From a local commission to a global fixture, The Hague’s Rewire festival has built its identity on a commitment to sonic diversity.
It began with a job loss. In 2009, Bronne Keesmaat was programming audiovisual events for a visual arts space in The Hague. After two successful Wired Festivals, the space lost its funding and Keesmaat found himself out of work. Two years later, still in his mid twenties, he started his own non profit and booked the first Rewire festival.
That first edition in 2011 balanced visual art with music, featuring international names like Andy Stott, Hype Williams, and a then peaking Washed Out. The visual emphasis didn’t last, but the foundational idea did. Rewire became an annual event in The Hague, missing only 2020, and its programming grew into a distinct proposition.
Keesmaat’s initial local focus shifted outward, but not toward a single scene or sound. The festival’s identity formed around a deliberate breadth. It is a place where fractured club rhythms, avant garde composition, and exploratory pop might share a weekend, and often share audiences. This isn’t eclecticism for its own sake. It reflects a belief that these sounds exist in conversation, that a listener interested in spatial audio works might also be drawn to a left field rap set.
The practical result is a lineup that resists easy categorization. In a single edition you could find the dense electronics of Caterina Barbieri, the vocal manipulations of Joan La Barbara, and the genre fluid productions of Klein. The venues themselves, spread across The Hague’s city center, reinforce this. A church hosts acoustic resonance, a theatre stages performance art, and a club space holds the late night pulse. The experience is fragmented by design, asking attendees to move between sonic worlds and architectural contexts.
This approach requires a specific kind of trust from an audience. It avoids the comfort of a curated niche.
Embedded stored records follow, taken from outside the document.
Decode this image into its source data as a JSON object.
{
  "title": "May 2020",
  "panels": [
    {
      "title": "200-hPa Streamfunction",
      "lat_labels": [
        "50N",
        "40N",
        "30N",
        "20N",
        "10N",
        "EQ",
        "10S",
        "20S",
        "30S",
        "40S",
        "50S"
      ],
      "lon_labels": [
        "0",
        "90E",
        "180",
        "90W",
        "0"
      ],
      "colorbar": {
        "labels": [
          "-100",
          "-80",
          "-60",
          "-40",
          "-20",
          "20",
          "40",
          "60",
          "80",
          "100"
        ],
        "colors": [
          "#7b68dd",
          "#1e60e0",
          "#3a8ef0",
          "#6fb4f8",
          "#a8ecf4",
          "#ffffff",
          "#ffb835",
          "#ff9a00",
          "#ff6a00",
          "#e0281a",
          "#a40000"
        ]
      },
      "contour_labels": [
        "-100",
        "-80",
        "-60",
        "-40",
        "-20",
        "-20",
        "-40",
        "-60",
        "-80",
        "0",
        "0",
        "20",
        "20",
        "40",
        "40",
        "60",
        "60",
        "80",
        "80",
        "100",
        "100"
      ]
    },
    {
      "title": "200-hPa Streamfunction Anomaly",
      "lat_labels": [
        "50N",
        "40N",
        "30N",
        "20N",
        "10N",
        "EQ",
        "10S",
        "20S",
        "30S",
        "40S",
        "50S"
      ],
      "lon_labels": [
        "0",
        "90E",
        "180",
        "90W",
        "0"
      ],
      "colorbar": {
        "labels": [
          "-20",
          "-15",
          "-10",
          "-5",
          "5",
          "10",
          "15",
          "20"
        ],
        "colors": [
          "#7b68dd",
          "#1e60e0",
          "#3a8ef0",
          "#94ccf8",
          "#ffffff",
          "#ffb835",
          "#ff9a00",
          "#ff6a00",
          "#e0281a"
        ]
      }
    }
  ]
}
Instead, it proposes that the value of a festival lies in its capacity to frame contrasts. The tension between a hushed ambient set and a percussive live coding session becomes part of the point. Keesmaat has spoken about trying to learn from the museum model, where diverse works are presented under one conceptual roof. At Rewire, the roof is the city itself, and the concept is a wide angled view on what contemporary music can be.
In an era where many festivals brand themselves with a tightly defined aesthetic, Rewire’s continued commitment to spectrum feels almost countercultural. It doesn’t chase a singular vibe. It builds a temporary institution where discovery is structured, not accidental. The through line isn’t a genre, but a quality of attention. It assumes an audience willing to engage with challenging material, to follow a thread from composed abstraction to bodily rhythm.
After fifteen years, the festival’s legacy is this cultivated space. It moved from a reaction to a lost job to a sustained editorial voice. Its location in The Hague, a political capital with a quieter cultural profile than Amsterdam, feels fitting. The event imports a global array of sounds into a context without a dominant musical identity, creating its own focused microclimate. Rewire doesn’t just book artists. It constructs a particular kind of listening environment, one that privileges range over unity, and the long view over the immediate trend.